Thomas Mondragon didn't have a cadre at all, unless you counted the canalers, who'd die in too great numbers, or Jones, who might already be aboard that ship; or old Min, who (God forgive him) was running around somewhere (he hoped) with that fancyboat—the sight of old Min at the helm might get her boarded, might get her searched, might tell whoever was interested that Tom Mondragon was loose somewhere less noisy—and worry Chance and worry Tatiana, and worry Anastasi if Anastasi had anybody deep in Chance's organization. . . .

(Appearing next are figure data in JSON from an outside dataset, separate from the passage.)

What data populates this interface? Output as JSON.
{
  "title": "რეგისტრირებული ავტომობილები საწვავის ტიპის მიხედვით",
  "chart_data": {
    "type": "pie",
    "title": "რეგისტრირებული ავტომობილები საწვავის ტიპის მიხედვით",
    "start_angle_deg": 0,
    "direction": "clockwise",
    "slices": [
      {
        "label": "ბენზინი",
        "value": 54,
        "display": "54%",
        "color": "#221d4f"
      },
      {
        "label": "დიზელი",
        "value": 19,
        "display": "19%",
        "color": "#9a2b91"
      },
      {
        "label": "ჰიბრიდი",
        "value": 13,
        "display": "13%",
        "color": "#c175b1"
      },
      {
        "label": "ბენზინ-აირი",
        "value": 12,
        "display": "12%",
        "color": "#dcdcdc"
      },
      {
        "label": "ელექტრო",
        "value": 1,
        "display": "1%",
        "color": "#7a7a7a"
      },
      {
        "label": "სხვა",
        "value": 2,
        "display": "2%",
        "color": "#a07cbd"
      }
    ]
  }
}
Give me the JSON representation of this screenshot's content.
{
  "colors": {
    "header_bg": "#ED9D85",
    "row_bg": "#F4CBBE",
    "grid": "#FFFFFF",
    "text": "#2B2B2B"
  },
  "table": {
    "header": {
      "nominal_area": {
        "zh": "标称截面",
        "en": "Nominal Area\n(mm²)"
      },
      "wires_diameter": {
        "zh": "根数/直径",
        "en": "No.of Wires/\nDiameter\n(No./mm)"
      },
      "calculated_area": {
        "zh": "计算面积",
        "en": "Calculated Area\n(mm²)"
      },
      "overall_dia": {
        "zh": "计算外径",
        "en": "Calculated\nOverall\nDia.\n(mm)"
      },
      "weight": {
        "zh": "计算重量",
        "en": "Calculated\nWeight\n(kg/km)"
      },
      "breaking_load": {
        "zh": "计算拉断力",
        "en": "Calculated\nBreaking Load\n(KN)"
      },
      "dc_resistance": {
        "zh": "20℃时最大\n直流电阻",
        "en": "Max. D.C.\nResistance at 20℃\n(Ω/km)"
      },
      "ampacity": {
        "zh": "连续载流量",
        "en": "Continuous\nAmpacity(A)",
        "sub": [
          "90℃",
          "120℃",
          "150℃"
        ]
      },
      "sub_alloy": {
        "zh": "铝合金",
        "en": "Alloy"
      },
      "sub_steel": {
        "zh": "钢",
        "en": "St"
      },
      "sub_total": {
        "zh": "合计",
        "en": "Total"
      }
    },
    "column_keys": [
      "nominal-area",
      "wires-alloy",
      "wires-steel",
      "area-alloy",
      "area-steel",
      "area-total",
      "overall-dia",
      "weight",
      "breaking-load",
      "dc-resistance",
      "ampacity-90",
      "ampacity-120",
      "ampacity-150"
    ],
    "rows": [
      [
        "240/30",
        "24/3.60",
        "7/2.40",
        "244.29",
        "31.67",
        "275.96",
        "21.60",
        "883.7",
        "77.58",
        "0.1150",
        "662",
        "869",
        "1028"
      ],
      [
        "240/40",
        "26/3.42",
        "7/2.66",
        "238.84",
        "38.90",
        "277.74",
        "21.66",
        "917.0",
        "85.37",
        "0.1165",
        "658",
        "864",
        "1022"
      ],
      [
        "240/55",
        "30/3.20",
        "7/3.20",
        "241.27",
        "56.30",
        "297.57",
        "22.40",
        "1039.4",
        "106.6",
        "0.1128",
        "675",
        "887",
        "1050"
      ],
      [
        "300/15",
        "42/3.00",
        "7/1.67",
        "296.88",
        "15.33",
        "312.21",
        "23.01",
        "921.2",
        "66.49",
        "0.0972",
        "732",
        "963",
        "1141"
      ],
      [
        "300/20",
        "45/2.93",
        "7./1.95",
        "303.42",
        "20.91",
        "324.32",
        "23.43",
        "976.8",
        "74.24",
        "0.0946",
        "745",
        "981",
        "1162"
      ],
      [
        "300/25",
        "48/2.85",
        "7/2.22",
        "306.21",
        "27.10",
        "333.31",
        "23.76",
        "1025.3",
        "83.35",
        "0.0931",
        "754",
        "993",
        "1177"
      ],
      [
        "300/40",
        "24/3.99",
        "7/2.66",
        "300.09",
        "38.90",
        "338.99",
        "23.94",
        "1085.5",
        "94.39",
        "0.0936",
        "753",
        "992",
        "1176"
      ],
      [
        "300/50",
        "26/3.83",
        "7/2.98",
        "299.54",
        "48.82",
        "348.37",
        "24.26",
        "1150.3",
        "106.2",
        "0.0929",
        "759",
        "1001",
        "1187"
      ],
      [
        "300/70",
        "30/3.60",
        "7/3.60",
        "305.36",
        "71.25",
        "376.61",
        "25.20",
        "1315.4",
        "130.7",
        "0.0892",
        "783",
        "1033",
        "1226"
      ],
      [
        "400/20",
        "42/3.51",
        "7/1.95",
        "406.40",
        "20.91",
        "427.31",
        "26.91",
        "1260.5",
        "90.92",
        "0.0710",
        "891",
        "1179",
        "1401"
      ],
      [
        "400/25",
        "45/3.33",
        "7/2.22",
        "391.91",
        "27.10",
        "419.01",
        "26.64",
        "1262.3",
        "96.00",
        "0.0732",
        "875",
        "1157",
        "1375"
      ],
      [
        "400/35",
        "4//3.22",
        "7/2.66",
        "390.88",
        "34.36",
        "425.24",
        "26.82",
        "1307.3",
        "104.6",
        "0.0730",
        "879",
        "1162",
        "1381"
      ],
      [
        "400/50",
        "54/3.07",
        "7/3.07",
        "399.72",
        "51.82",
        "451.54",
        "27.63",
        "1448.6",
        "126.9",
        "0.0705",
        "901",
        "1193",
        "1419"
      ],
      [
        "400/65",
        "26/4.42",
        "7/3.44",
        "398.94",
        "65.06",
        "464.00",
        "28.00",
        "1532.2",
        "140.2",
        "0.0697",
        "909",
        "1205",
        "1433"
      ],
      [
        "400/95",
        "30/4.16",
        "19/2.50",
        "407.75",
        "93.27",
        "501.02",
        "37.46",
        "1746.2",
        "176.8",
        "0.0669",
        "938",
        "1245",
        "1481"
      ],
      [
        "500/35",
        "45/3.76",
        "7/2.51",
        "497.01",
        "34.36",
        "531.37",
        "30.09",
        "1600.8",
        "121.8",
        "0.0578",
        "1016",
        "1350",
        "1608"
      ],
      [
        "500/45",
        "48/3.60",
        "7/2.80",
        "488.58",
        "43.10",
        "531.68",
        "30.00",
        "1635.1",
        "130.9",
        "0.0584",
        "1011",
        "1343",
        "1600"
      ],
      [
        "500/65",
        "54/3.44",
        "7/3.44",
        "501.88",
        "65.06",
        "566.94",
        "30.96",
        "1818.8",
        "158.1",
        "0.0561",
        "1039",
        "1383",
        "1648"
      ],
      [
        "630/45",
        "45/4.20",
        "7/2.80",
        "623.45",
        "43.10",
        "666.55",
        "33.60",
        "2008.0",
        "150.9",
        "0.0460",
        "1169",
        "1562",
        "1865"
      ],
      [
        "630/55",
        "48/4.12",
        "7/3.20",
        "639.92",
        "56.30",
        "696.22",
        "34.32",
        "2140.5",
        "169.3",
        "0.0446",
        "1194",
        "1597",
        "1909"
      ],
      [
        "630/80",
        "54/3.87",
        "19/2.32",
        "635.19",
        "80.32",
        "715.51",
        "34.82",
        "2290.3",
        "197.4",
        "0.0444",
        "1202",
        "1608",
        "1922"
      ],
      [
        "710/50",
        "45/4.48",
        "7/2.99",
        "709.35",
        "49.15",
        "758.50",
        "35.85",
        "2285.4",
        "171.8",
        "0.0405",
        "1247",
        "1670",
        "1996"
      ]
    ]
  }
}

Couldn't count on that. And he was most thoroughly ashamed of what he'd done. Jones would never forgive him, making Mintaka Fahd a decoy. There was part of him Jones had never understood, Jones being honest and Jones being willing to die for abstracts like friendship and right and fairness and all: and the fact was there was only one human being in the world Tom Mondragon was willing to stay alive for—when he'd had the impulse to kill 'Stasi Kalugin; and there was only one human being in the world he'd protect at all costs, and that meant any human cost. That was the equation Jones wouldn't figure, because Jones liked honest people, and Jones loved him, and Jones wouldn't understand the man who'd come out of Karl Fon's prison and into 'Stasi Kalugin's hands— she only understood the one she'd pulled out of the Det, and made love to in Dead Harbor, and saved from hopelessness. That was the Mondragon that had been, that was the one Jones was in love with, and he never wanted her to meet the one that'd use Min Fahd the way he had, or get in deep with 'Stasi Kalugin— she couldn't imagine 'Stasi because she wasn't, in 'Sta-si's mind, powerful. 'Stasi couldn't be afraid of her.